Modern FarmerPublished at Modern Farmer, December 5, 2014

An olive branch is a universal symbol of peace, but as the decades-long struggle between Israelis and Palestinians continues, it has become yet another source of conflict.

In the West Bank and Gaza, almost half of the arable land is planted with olive trees, from saplings to some that have produced fruit for a thousand years. Nearly 80,000 Palestinian families depend on the annual fall olive harvest for their livelihood. But in recent decades, the conflict in the region, which recently flared up once again, has taken a devastating toll: Israeli settlers and military personnel have cut down, uprooted and burned an estimated 800,000 olive trees since 1967, including approximately 49,000 in just the past five years, according to the UN Office for the Coordination of Humanitarian Affairs.

The Union of Agricultural Work Committees of Palestine (UAWC) wants to turn this dire situation around. Ali Hassouneh, the group’s board chair, believes that the olive groves represent a shared inheritance. “If I have an olive tree that is 1,500 years old, I think: Who planted it? How many thousands of people have eaten from it? The trees are our heritage – my heritage and [the Israelis’], too.” The UAWC, one of the oldest Palestinian NGOs, has worked with farmers in the West Bank and Gaza on water and land access since 1986. It also provides annual support with the olive harvest.
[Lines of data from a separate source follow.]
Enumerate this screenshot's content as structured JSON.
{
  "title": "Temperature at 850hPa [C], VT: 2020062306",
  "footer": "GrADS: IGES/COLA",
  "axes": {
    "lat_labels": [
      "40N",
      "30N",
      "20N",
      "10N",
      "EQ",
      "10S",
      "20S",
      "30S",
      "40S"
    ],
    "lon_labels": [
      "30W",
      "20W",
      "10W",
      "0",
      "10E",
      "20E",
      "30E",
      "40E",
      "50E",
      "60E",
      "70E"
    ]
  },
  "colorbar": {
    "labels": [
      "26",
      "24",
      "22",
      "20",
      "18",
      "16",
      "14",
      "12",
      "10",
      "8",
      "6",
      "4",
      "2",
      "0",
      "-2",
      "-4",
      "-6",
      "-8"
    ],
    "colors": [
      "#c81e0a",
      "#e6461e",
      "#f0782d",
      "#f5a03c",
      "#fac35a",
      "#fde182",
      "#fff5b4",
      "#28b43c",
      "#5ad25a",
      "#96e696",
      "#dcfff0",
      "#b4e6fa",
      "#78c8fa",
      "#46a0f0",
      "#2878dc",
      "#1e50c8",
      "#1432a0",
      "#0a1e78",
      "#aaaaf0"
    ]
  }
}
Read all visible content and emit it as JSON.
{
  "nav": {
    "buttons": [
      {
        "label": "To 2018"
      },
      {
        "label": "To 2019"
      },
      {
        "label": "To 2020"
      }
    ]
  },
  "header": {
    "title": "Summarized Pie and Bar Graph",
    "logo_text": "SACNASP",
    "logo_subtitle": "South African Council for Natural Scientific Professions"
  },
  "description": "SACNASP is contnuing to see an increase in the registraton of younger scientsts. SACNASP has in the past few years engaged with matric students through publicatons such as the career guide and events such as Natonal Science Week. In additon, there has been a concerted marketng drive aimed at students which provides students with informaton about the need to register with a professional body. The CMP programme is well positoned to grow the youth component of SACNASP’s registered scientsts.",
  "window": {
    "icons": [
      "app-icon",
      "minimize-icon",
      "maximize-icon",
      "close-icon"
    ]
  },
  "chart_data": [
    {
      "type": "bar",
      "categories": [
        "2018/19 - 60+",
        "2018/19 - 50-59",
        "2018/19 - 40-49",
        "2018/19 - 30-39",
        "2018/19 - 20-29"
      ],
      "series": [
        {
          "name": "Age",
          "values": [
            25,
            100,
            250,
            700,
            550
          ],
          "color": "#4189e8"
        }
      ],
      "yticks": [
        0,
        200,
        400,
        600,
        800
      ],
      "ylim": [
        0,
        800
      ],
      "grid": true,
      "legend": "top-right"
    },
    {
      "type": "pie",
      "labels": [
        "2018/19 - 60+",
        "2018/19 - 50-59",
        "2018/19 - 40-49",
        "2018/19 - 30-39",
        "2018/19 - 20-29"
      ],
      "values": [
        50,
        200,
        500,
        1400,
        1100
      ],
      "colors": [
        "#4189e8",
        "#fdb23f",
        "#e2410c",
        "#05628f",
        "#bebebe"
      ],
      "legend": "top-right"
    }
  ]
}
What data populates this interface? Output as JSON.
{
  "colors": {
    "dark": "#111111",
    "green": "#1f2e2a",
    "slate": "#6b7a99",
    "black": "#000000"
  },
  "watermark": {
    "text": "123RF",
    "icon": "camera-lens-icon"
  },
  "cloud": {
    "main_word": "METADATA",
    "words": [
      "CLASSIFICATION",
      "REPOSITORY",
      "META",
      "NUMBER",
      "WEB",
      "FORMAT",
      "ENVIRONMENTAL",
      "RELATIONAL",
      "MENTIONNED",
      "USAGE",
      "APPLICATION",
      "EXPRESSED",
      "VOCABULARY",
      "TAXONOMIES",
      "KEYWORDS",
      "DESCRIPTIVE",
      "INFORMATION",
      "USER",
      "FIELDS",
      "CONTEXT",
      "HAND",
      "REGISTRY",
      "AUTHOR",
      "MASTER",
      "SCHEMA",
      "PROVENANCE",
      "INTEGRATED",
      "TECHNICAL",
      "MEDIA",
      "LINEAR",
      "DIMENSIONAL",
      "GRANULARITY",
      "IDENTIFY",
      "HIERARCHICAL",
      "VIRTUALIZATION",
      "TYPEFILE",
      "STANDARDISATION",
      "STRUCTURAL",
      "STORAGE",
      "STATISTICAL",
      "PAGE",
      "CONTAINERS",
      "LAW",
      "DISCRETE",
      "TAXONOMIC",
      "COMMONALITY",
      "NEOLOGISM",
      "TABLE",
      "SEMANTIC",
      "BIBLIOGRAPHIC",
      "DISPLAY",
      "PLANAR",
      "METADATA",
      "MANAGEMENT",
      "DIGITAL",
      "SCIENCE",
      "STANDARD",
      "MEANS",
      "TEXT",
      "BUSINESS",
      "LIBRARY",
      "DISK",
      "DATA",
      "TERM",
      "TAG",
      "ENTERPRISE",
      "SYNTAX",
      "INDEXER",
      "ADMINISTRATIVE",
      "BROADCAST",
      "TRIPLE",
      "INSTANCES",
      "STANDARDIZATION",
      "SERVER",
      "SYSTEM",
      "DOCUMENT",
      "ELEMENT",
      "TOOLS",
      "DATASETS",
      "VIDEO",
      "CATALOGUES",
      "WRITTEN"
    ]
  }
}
The walls separating the West Bank and Gaza from Israel cut through many Palestinian farms, separating families from their orchards and grazing lands. Farmers cannot cross the wall regularly to tend their trees and other crops; they must apply for a special permit for the olive harvest. According to the UN, as many as 42 percent of these permit requests have been denied in recent years. Those who do get a permit often face harassment and violence, and they sometimes arrive only to find their trees destroyed.